Opinion | Defence lawyers under threat
Lawyers want two controversial clauses which curtail their powers dropped from a judicial review, and question state legality as a result
Mainland authorities appear to be taking a step back on the reform path to support greater legal representation for the accused in criminal cases, a leaked Supreme People's Court document shows.
The draft SPC judicial interpretation of the controversial Criminal Procedure Law (CPL) amendments, which was passed in March and is due to come into effect in January, was leaked last month. At stake are two clauses buried in the lengthy document that reflect a stubborn and worrying official belief that defence lawyers are trouble makers.

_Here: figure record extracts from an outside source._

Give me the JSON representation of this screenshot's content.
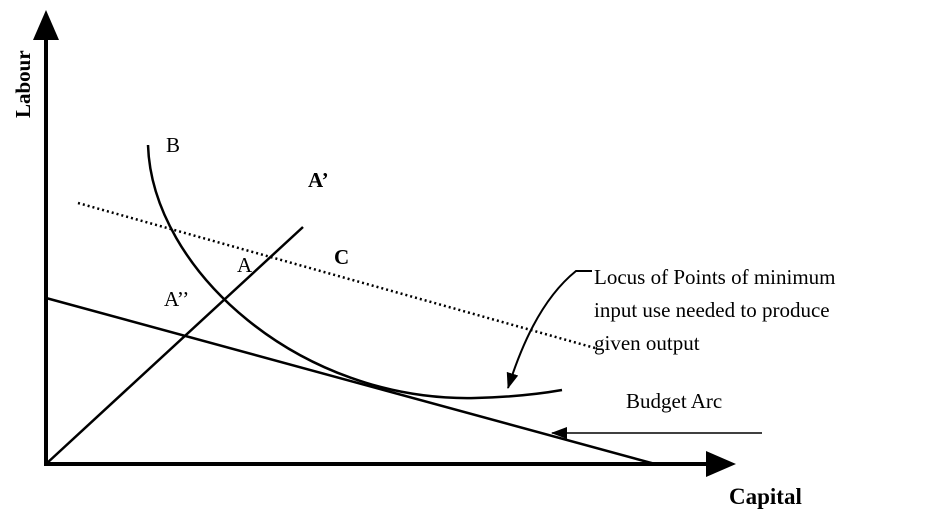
{
  "axes": {
    "y_label": "Labour",
    "x_label": "Capital"
  },
  "points": {
    "b": "B",
    "a_prime": "A’",
    "c": "C",
    "a": "A",
    "a_double_prime": "A’’"
  },
  "annotations": {
    "locus": [
      "Locus of Points of minimum",
      "input use needed to produce",
      "given output"
    ],
    "budget": "Budget Arc"
  }
}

Rather than allow greater protection for defence lawyers, the controversial clauses - No 249 and No 250 - provide the courts with even more tools to control them.

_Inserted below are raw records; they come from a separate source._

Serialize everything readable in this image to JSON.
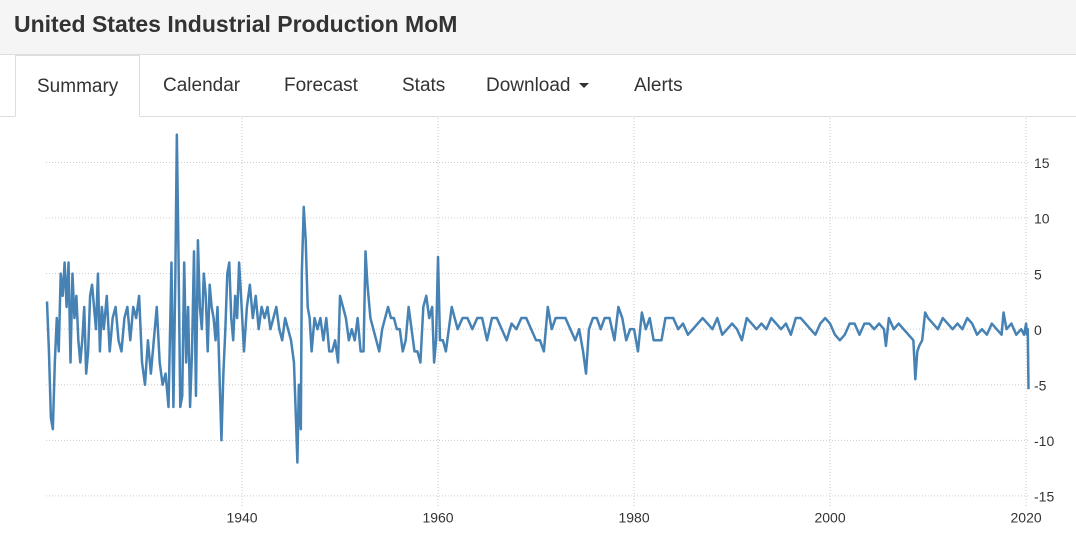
{
  "header": {
    "title": "United States Industrial Production MoM"
  },
  "tabs": [
    "Summary",
    "Calendar",
    "Forecast",
    "Stats",
    "Download",
    "Alerts"
  ],
  "chart_data": {
    "type": "line",
    "color": "#4682b4",
    "grid": true,
    "xlim": [
      1920,
      2020.4
    ],
    "ylim": [
      -16,
      19
    ],
    "xticks": [
      1940,
      1960,
      1980,
      2000,
      2020
    ],
    "yticks": [
      -15,
      -10,
      -5,
      0,
      5,
      10,
      15
    ],
    "x": [
      1920.1,
      1920.3,
      1920.5,
      1920.7,
      1920.9,
      1921.1,
      1921.3,
      1921.5,
      1921.7,
      1921.9,
      1922.1,
      1922.3,
      1922.5,
      1922.7,
      1922.9,
      1923.1,
      1923.3,
      1923.5,
      1923.7,
      1923.9,
      1924.1,
      1924.3,
      1924.5,
      1924.7,
      1924.9,
      1925.1,
      1925.3,
      1925.5,
      1925.7,
      1925.9,
      1926.2,
      1926.5,
      1926.8,
      1927.1,
      1927.4,
      1927.7,
      1928.0,
      1928.3,
      1928.6,
      1928.9,
      1929.2,
      1929.5,
      1929.8,
      1930.1,
      1930.4,
      1930.7,
      1931.0,
      1931.3,
      1931.6,
      1931.9,
      1932.2,
      1932.5,
      1932.8,
      1933.0,
      1933.2,
      1933.35,
      1933.5,
      1933.7,
      1933.9,
      1934.1,
      1934.3,
      1934.5,
      1934.7,
      1934.9,
      1935.1,
      1935.3,
      1935.5,
      1935.7,
      1935.9,
      1936.1,
      1936.3,
      1936.5,
      1936.7,
      1936.9,
      1937.1,
      1937.3,
      1937.5,
      1937.7,
      1937.9,
      1938.1,
      1938.3,
      1938.5,
      1938.7,
      1938.9,
      1939.1,
      1939.3,
      1939.5,
      1939.7,
      1939.9,
      1940.2,
      1940.5,
      1940.8,
      1941.1,
      1941.4,
      1941.7,
      1942.0,
      1942.3,
      1942.6,
      1942.9,
      1943.2,
      1943.5,
      1943.8,
      1944.1,
      1944.4,
      1944.7,
      1945.0,
      1945.3,
      1945.5,
      1945.65,
      1945.8,
      1946.0,
      1946.1,
      1946.3,
      1946.5,
      1946.7,
      1946.9,
      1947.1,
      1947.4,
      1947.7,
      1948.0,
      1948.3,
      1948.6,
      1948.9,
      1949.2,
      1949.5,
      1949.8,
      1950.0,
      1950.3,
      1950.6,
      1950.9,
      1951.2,
      1951.5,
      1951.8,
      1952.1,
      1952.4,
      1952.6,
      1952.8,
      1953.1,
      1953.4,
      1953.7,
      1954.0,
      1954.3,
      1954.6,
      1954.9,
      1955.2,
      1955.5,
      1955.8,
      1956.1,
      1956.4,
      1956.7,
      1957.0,
      1957.3,
      1957.6,
      1957.9,
      1958.2,
      1958.5,
      1958.8,
      1959.1,
      1959.4,
      1959.6,
      1959.8,
      1960.0,
      1960.2,
      1960.5,
      1960.8,
      1961.1,
      1961.4,
      1961.7,
      1962.0,
      1962.5,
      1963.0,
      1963.5,
      1964.0,
      1964.5,
      1965.0,
      1965.5,
      1966.0,
      1966.5,
      1967.0,
      1967.5,
      1968.0,
      1968.5,
      1969.0,
      1969.5,
      1970.0,
      1970.4,
      1970.8,
      1971.2,
      1971.6,
      1972.0,
      1972.5,
      1973.0,
      1973.5,
      1974.0,
      1974.4,
      1974.8,
      1975.1,
      1975.4,
      1975.8,
      1976.2,
      1976.6,
      1977.0,
      1977.5,
      1978.0,
      1978.4,
      1978.8,
      1979.2,
      1979.6,
      1980.0,
      1980.4,
      1980.8,
      1981.2,
      1981.6,
      1982.0,
      1982.4,
      1982.8,
      1983.2,
      1983.6,
      1984.0,
      1984.5,
      1985.0,
      1985.5,
      1986.0,
      1986.5,
      1987.0,
      1987.5,
      1988.0,
      1988.5,
      1989.0,
      1989.5,
      1990.0,
      1990.5,
      1991.0,
      1991.5,
      1992.0,
      1992.5,
      1993.0,
      1993.5,
      1994.0,
      1994.5,
      1995.0,
      1995.5,
      1996.0,
      1996.5,
      1997.0,
      1997.5,
      1998.0,
      1998.5,
      1999.0,
      1999.5,
      2000.0,
      2000.5,
      2001.0,
      2001.5,
      2002.0,
      2002.5,
      2003.0,
      2003.5,
      2004.0,
      2004.5,
      2005.0,
      2005.5,
      2005.7,
      2006.0,
      2006.5,
      2007.0,
      2007.5,
      2008.0,
      2008.5,
      2008.7,
      2008.9,
      2009.1,
      2009.4,
      2009.7,
      2010.0,
      2010.5,
      2011.0,
      2011.5,
      2012.0,
      2012.5,
      2013.0,
      2013.5,
      2014.0,
      2014.5,
      2015.0,
      2015.5,
      2016.0,
      2016.5,
      2017.0,
      2017.5,
      2017.7,
      2018.0,
      2018.5,
      2019.0,
      2019.5,
      2019.8,
      2020.0,
      2020.1,
      2020.17,
      2020.25
    ],
    "values": [
      2.5,
      -2,
      -8,
      -9,
      -3,
      1,
      -2,
      5,
      3,
      6,
      2,
      6,
      -3,
      5,
      1,
      3,
      -1,
      -3,
      -1,
      2,
      -4,
      -2,
      3,
      4,
      2,
      0,
      5,
      -2,
      2,
      0,
      3,
      -2,
      1,
      2,
      -1,
      -2,
      1,
      2,
      -1,
      2,
      1,
      3,
      -3,
      -5,
      -1,
      -4,
      -1,
      2,
      -3,
      -5,
      -4,
      -7,
      6,
      -7,
      5,
      17.5,
      8,
      -7,
      -6,
      6,
      -3,
      2,
      -7,
      -2,
      7,
      -6,
      8,
      2,
      0,
      5,
      3,
      -2,
      4,
      2,
      1,
      -1,
      2,
      -4,
      -10,
      -4,
      0,
      5,
      6,
      1,
      -1,
      3,
      1,
      6,
      3,
      -2,
      2,
      4,
      1,
      3,
      0,
      2,
      1,
      2,
      0,
      1,
      2,
      0,
      -1,
      1,
      0,
      -1,
      -3,
      -8,
      -12,
      -5,
      -9,
      5,
      11,
      8,
      2,
      1,
      -2,
      1,
      0,
      1,
      -1,
      1,
      -2,
      -2,
      -1,
      -3,
      3,
      2,
      1,
      -1,
      0,
      -1,
      1,
      -2,
      -2,
      7,
      4,
      1,
      0,
      -1,
      -2,
      0,
      1,
      2,
      1,
      1,
      0,
      0,
      -2,
      -1,
      2,
      0,
      -2,
      -2,
      -3,
      2,
      3,
      1,
      2,
      -3,
      -1,
      6.5,
      -1,
      -1,
      -2,
      0,
      2,
      1,
      0,
      1,
      1,
      0,
      1,
      1,
      -1,
      1,
      1,
      0,
      -1,
      0.5,
      0,
      1,
      1,
      0,
      -1,
      -1,
      -2,
      2,
      0,
      1,
      1,
      1,
      0,
      -1,
      0,
      -2,
      -4,
      0,
      1,
      1,
      0,
      1,
      1,
      -1,
      2,
      1,
      -1,
      0,
      0,
      -2,
      1.5,
      0,
      1,
      -1,
      -1,
      -1,
      1,
      1,
      1,
      0,
      0.5,
      -0.5,
      0,
      0.5,
      1,
      0.5,
      0,
      1,
      -0.5,
      0,
      0.5,
      0,
      -1,
      1,
      0.5,
      0,
      0.5,
      0,
      1,
      0.5,
      0,
      0.5,
      -0.5,
      1,
      1,
      0.5,
      0,
      -0.5,
      0.5,
      1,
      0.5,
      -0.5,
      -1,
      -0.5,
      0.5,
      0.5,
      -0.5,
      0.5,
      0.5,
      0,
      0.5,
      0,
      -1.5,
      1,
      0,
      0.5,
      0,
      -0.5,
      -1,
      -4.5,
      -2,
      -1.5,
      -1,
      1.5,
      1,
      0.5,
      0,
      1,
      0.5,
      0,
      0.5,
      0,
      1,
      0.5,
      -0.5,
      0,
      -0.5,
      0.5,
      0,
      -0.5,
      1.5,
      0,
      0.5,
      -0.5,
      0,
      -0.5,
      0.5,
      -0.5,
      0,
      -5.4
    ]
  }
}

The first clause says that lawyers must now obtain approval from the court to bring laptop or tablet computers into the court room, and must not use them for voice or video recording, photographing, or to report about court proceedings through e-mails or microblogs.
The second stipulates that any defence lawyer deemed to have "seriously disrupted courtroom order" - which will likely include behaviour mentioned in the preceding clause - can be banned for between six months and a year. The court can even ask the judicial department to suspend or revoke the lawyer's licence.

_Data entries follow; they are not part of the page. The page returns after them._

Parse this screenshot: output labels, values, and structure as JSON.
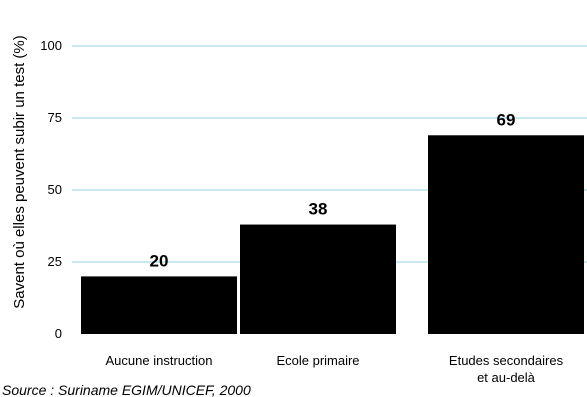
{
  "chart_data": {
    "type": "bar",
    "ylabel": "Savent où elles peuvent subir un test (%)",
    "ylim": [
      0,
      100
    ],
    "yticks": [
      0,
      25,
      50,
      75,
      100
    ],
    "grid": true,
    "categories": [
      [
        "Aucune instruction"
      ],
      [
        "Ecole primaire"
      ],
      [
        "Etudes secondaires",
        "et au-delà"
      ]
    ],
    "values": [
      20,
      38,
      69
    ],
    "value_labels": [
      "20",
      "38",
      "69"
    ],
    "colors": {
      "bar": "#000000",
      "grid": "#8fd3e6"
    }
  },
  "source": "Source : Suriname EGIM/UNICEF, 2000"
}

News of the two clauses has sparked an uproar in the mainland legal community, still seething over the arrest of defence lawyer Li Zhuang during the notorious anti-triad campaign in Chongqing in late 2009. Many lawyers have demanded that the clauses be scrapped - with at least two National People's Congress members who are lawyers themselves petitioning the country's supreme legislative body to step in.
Their criticisms centre on two points - whether it is procedurally legal to introduce such powers through a judicial interpretation, and whether the powers themselves are legal.
Regarding the first point, critics say the clauses give the courts new powers which, under the country's constitution, could only be created by the legislature, and not sneaked in though a judicial interpretation that is not subject to public discussion.